The input might be senses or a command from sub-cortical structures.
- From the sensory end the cortex serves to analyze these senses with the process ending up in the temporal lobe. The final stages of this analysis ends up passing these perceptions to the Entorhinal Cortex & Hippocampus and through that - to the amygdala.
- The perception streams filters through to the lizard brain (thalamus nucleus clusters) and re-emerges as commands to various parts of the forebrain. These primitive commands end up being elaborated into motor programs in the forebrain. Some of this is injected back into the sensory stream; we loosely call this motor activation of the memory in the cortex “thinking.”
One notable example of this motor activation is the frontal eye fields that forces the eyes to look at things the sub-cortical structures finds interesting. You look and analyze because your lizard brain wants to look. The lizard brain has already sampled the visual stream as it passed through the sub-cortical structures and decided that there are things it want to know more about.

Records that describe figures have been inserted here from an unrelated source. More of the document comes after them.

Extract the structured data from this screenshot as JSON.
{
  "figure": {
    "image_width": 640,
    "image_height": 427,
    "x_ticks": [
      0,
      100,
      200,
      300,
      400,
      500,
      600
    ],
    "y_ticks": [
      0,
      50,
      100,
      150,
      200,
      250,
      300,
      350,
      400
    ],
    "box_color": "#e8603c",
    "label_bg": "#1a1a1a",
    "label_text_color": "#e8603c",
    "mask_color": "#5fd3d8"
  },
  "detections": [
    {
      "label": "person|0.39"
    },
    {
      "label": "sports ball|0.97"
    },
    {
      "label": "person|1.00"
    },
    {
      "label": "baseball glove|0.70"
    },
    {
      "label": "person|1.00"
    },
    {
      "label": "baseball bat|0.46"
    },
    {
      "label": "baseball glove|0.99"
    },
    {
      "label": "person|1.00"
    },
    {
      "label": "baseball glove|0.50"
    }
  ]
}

I have been posting about the relationship between the cortex and sub-cortical structures on this forum for a while now.
How does this special relationship start out and evolve?
You will have to click-through this to see the nested links.
I think that if you get though all this you will see the basic mechanism of the interplay between the perceiving cortex and the deciding lizard brain. This “evolutionary older” lizard brain does make decisions and the cortex is dragged along as an observer. This lizard has a very smart advisor to supply it with well-learned world facts but it gets a highly digested version of the world augmented with episodic memory to consider. This emotioinally flavored memory gives the lizard brain some very strong advise about what is a good or bad action; the lizard still decides and initiates action.